Sinar biru memiliki panjang gelombang yang pendek namun energinya sangat tinggi. Dalam jangka panjang, paparan terus-menerus terhadap sinar biru dapat menyebabkan kelelahan pada mata atau yang sering disebut dengan digital eye strain. Gejalanya mulai dari mata kering, penglihatan kabur, hingga sakit kepala yang mengganggu konsentrasi belajar. Di SMPN 1 Jayapura, para siswa diberikan pemahaman bahwa mata remaja masih dalam tahap perkembangan yang sangat sensitif, sehingga perlindungan terhadap cahaya buatan dari layar gadget sangatlah penting.
Melalui sosialisasi ini, tenaga medis yang dihadirkan menjelaskan bahwa sinar biru juga dapat menghambat produksi hormon melatonin, yaitu hormon yang mengatur siklus tidur manusia. Jika seorang siswa bermain gadget hingga larut malam, tubuh mereka akan mengira bahwa hari masih siang, sehingga mereka kesulitan untuk tidur nyenyak. Dampaknya, saat di sekolah pada pagi hari, siswa menjadi mengantuk, kurang fokus, dan daya ingat mereka menurun. Kondisi ini jika dibiarkan tentu akan merugikan prestasi akademik siswa di sekolah secara keseluruhan.
Tips Bijak Menggunakan Teknologi Digital
Pihak SMPN 1 Jayapura tidak melarang penggunaan teknologi, namun mengajak siswa untuk lebih bijak dalam mengatur durasinya. Salah satu solusi praktis yang ditawarkan adalah aturan “20-20-20”. Setiap 20 menit menatap layar, remaja diminta untuk mengalihkan pandangan sejauh 20 kaki (sekitar 6 meter) selama 20 detik. Cara sederhana ini sangat efektif untuk memberikan waktu istirahat bagi otot-otot mata yang tegang. Selain itu, penggunaan fitur “filter cahaya biru” atau “mode malam” pada ponsel juga sangat disarankan untuk mengurangi dampak buruk radiasi cahaya.

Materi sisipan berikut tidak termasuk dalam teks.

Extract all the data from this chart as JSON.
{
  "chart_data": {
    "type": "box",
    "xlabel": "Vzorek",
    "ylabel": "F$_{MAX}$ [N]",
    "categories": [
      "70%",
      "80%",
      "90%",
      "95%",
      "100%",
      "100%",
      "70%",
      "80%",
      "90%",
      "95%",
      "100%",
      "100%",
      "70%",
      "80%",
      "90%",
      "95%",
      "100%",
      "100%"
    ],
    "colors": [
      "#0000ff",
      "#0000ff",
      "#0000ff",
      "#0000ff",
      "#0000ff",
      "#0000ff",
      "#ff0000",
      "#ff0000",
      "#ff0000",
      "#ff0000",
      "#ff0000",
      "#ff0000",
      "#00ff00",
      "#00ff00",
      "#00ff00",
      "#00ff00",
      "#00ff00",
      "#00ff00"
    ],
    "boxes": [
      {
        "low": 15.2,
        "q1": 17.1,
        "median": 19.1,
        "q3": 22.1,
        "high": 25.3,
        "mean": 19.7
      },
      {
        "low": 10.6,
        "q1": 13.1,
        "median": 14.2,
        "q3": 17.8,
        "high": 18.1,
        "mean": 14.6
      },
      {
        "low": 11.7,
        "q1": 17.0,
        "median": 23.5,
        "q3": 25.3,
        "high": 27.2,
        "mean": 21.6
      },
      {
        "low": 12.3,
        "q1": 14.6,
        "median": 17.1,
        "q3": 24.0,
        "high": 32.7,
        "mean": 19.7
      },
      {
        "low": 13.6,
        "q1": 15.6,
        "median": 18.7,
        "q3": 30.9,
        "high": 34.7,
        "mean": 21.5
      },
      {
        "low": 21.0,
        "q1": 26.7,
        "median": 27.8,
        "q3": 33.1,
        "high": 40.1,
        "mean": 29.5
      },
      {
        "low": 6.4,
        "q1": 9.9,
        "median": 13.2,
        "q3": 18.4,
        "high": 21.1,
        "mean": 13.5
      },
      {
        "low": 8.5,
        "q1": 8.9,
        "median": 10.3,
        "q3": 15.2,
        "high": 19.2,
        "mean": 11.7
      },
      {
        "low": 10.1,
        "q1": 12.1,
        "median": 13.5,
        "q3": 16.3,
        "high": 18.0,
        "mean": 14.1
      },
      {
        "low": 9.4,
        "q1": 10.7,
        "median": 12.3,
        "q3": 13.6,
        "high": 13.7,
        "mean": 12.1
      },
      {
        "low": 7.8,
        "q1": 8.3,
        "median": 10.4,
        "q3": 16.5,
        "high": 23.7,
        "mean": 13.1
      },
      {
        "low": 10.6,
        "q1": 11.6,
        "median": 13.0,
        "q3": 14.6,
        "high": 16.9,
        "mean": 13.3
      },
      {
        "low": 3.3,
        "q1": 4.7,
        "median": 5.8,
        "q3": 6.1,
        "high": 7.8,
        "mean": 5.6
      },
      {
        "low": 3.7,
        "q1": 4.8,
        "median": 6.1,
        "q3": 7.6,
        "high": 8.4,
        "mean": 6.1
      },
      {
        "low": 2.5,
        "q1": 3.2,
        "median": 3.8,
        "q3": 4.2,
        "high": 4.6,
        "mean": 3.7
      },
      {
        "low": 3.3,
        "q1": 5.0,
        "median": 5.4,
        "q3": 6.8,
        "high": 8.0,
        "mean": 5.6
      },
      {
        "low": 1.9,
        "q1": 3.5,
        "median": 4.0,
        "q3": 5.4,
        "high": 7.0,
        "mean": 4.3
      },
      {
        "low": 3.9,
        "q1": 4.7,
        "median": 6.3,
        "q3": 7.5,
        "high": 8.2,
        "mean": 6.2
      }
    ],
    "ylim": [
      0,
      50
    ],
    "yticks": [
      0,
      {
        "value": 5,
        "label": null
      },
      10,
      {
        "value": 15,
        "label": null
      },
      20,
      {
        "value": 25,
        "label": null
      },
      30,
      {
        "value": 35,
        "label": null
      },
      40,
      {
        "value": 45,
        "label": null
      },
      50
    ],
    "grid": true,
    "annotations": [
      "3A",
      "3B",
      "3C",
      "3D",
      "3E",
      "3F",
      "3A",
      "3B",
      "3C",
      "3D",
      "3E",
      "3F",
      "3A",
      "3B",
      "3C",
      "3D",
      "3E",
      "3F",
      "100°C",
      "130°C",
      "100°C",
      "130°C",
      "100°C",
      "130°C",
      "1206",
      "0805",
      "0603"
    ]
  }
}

Sosialisasi ini juga melibatkan peran aktif orang tua untuk melakukan pengawasan di rumah. Lingkungan sekolah berupaya menciptakan kesadaran kolektif bahwa kesehatan fisik adalah modal utama dalam meraih cita-cita. Siswa diajak untuk lebih banyak melakukan aktivitas luar ruangan yang memungkinkan mata melihat objek dalam jarak jauh dan terpapar cahaya alami yang lebih sehat. Dengan adanya pemahaman yang komprehensif, diharapkan siswa SMPN 1 Jayapura dapat memanfaatkan teknologi secara maksimal tanpa harus mengorbankan kesehatan jangka panjang mereka.